“Selain ancaman militer, ada juga ancaman ideologi, politik, ekonomi, dan sosial-budaya. Karena itu, unsur sipil harus mengambil peran lebih besar dalam upaya bela negara,” ujarnya.

 

Baca Juga Lift, Bukti Kematangan Sinema Lokal Senin, 2 Maret 2026
Lift, Bukti Kematangan Sinema Lokal

Syairofi menyoroti pentingnya penerapan nilai bela negara di lingkungan birokrasi. Menurutnya, berbagai permasalahan seperti korupsi sering kali berakar pada lemahnya integritas aparatur.

 

“Sebagai ASN lembaga, saya melihat adanya kecacatan dalam birokrasi yang kerap berujung pada pelanggaran hukum, misalnya korupsi. Pada titik ini, implementasi nilai bela negara di kalangan ASN menjadi sangat penting,” katanya.

 

Sementara itu, Setya menilai perubahan sosial akibat perkembangan teknologi juga menjadi tantangan tersendiri, khususnya bagi generasi muda.

 

“Penggunaan ponsel, internet, dan berbagai produk teknologi telah memengaruhi nilai-nilai kepribadian serta kehidupan sosial generasi saat ini. Karena itu, nilai bela negara perlu ditanamkan sejak dini kepada peserta didik,” ujarnya.

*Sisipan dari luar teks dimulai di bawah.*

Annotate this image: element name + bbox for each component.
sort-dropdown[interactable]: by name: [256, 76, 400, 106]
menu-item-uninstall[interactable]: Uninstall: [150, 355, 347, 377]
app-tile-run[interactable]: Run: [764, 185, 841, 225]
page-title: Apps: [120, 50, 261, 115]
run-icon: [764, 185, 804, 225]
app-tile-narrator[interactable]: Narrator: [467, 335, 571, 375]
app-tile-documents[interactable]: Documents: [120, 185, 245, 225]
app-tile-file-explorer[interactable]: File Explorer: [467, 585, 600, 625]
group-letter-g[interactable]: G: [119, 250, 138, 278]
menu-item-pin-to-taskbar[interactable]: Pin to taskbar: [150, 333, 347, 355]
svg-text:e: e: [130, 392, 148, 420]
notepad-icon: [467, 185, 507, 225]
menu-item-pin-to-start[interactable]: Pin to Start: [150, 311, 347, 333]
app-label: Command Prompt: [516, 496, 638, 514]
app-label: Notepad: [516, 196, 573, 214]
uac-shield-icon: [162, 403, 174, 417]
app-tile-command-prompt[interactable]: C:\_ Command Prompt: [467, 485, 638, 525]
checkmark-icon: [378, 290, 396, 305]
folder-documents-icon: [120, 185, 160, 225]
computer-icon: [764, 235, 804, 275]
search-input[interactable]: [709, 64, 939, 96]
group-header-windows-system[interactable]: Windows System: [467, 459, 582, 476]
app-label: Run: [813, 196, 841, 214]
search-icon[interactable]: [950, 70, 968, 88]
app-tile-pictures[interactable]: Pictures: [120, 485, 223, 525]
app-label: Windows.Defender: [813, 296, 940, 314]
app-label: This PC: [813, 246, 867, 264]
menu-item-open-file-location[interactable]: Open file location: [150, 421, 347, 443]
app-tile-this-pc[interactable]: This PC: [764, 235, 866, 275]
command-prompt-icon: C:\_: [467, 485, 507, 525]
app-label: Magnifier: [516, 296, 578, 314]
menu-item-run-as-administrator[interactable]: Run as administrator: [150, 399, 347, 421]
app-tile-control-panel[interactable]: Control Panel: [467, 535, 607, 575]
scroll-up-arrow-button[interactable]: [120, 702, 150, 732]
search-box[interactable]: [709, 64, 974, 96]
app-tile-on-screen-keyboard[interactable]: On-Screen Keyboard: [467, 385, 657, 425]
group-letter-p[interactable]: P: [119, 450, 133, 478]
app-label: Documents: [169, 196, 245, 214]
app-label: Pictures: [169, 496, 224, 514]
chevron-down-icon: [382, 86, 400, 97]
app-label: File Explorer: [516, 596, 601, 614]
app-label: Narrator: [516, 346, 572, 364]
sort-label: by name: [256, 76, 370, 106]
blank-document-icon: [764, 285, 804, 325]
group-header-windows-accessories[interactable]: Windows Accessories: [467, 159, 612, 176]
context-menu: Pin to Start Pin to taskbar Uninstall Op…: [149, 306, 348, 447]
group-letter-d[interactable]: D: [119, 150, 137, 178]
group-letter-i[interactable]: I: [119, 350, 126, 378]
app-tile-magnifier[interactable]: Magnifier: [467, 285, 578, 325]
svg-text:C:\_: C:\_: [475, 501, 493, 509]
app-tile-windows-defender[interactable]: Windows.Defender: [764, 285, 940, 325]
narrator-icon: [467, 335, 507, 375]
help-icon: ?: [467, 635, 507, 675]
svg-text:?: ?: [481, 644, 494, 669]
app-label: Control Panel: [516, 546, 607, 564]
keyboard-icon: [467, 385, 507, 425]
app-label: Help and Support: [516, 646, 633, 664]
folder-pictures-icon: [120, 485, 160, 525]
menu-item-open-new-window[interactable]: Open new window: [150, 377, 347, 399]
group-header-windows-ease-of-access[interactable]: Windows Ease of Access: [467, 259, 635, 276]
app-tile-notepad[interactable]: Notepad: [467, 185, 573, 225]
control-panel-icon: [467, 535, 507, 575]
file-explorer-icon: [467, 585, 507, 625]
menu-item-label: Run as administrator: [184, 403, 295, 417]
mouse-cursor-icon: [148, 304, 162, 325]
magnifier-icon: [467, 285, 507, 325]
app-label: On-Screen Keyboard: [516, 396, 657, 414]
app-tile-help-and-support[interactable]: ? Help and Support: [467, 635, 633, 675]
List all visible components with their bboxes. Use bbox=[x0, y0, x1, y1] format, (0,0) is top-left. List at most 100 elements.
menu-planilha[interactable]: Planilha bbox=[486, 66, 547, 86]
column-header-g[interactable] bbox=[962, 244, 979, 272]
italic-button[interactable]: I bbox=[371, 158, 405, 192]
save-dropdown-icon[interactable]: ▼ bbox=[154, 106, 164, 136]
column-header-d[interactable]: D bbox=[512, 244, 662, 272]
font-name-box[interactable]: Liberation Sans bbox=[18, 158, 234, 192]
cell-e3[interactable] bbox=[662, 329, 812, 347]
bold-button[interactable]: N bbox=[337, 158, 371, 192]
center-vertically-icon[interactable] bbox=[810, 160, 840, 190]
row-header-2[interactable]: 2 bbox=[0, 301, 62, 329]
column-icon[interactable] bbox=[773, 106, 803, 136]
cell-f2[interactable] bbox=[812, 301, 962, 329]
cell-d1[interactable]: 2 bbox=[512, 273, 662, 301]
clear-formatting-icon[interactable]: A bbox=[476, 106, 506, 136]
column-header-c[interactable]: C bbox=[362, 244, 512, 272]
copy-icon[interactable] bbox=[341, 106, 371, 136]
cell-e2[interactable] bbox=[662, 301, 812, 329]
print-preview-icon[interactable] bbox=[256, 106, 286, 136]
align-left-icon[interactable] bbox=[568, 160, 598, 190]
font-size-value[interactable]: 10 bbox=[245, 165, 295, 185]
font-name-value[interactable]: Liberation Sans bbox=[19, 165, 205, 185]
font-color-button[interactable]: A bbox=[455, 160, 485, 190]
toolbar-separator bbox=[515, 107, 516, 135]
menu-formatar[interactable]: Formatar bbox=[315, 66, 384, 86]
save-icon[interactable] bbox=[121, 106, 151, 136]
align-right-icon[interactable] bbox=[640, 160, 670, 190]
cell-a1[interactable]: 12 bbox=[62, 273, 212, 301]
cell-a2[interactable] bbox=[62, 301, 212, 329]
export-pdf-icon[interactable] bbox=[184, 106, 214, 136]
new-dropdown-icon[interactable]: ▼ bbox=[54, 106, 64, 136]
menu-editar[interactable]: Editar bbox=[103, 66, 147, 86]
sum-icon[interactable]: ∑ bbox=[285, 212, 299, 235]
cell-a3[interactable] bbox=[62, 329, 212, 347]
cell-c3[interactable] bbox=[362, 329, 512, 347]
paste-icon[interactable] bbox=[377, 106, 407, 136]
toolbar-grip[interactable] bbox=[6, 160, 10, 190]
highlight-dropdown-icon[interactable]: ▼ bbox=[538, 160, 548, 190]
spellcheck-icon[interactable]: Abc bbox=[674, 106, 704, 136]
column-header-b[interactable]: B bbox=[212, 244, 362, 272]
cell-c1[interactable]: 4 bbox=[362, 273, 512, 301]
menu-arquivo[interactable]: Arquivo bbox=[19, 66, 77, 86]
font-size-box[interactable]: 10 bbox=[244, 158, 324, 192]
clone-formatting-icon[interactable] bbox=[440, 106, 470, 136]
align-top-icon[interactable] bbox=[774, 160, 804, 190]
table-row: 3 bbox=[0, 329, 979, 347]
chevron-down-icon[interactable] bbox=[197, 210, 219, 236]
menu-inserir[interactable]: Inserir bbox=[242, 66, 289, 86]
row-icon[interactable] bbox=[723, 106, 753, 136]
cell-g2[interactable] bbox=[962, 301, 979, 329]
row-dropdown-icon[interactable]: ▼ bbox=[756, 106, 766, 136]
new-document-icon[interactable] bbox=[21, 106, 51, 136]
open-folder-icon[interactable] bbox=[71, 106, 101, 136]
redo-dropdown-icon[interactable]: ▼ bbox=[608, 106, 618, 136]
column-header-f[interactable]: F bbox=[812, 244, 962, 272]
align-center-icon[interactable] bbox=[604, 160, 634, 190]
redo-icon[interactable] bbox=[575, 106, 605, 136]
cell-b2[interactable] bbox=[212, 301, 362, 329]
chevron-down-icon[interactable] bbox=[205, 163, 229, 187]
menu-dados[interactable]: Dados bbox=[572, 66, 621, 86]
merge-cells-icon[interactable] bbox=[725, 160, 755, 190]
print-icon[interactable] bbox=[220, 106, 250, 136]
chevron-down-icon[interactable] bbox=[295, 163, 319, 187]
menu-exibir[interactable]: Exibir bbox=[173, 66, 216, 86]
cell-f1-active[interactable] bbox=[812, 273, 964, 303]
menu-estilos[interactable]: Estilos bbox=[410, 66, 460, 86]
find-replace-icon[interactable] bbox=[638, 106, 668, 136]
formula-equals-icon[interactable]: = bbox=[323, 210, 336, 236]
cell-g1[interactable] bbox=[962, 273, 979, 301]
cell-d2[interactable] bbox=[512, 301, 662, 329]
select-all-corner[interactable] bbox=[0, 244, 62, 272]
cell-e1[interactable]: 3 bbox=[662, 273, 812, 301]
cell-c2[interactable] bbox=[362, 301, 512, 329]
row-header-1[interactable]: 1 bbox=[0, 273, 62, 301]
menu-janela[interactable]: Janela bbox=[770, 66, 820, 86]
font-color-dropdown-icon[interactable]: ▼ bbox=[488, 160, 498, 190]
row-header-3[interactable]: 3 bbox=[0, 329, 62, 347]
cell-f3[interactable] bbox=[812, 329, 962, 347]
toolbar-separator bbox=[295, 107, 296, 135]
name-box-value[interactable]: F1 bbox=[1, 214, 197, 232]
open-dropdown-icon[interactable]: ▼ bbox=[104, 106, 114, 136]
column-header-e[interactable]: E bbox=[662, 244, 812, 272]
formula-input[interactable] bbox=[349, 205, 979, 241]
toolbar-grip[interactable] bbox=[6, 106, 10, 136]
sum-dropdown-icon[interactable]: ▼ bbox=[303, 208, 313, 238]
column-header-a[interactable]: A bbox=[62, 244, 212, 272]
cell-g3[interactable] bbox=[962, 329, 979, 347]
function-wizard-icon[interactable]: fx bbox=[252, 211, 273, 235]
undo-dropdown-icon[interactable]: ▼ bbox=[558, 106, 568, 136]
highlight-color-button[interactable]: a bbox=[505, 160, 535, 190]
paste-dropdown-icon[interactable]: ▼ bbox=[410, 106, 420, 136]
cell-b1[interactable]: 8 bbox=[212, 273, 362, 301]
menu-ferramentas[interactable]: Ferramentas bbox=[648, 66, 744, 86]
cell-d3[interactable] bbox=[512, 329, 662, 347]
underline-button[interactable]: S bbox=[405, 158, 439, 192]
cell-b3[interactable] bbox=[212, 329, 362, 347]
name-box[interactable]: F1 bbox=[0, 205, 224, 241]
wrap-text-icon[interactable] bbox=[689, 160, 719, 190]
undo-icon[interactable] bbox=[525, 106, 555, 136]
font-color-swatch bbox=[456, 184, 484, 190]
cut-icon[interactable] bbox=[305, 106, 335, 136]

Sebagai pembina Pramuka, ia juga menekankan pentingnya Gerakan Pramuka sebagai sarana pembinaan karakter dan penanaman nilai bela negara secara berkelanjutan dari usia dini hingga dewasa.

 

Kedua narasumber juga sepakat bahwa Indonesia memerlukan Undang-Undang Bela Negara sebagai landasan hukum yang jelas.

 

Syairofi menilai saat ini tafsir mengenai bela negara masih beragam di masyarakat.

 

“Ada yang mengartikan harus ikut komponen cadangan, ada yang mengaitkannya dengan wajib militer, bahkan ada yang memahaminya sebagai ikut perang. Karena itu diperlukan UU Bela Negara sebagai pedoman mengenai apa itu bela negara dan bagaimana implementasinya,” ujarnya.

 

Setya menambahkan, regulasi tersebut juga penting untuk memperkuat posisi Pramuka sebagai salah satu agen penanaman nilai bela negara.

 

“Dengan adanya UU Bela Negara, kedudukan Pramuka sebagai agen bela negara akan lebih kuat, tidak sekadar dipandang sebagai pelengkap,” katanya.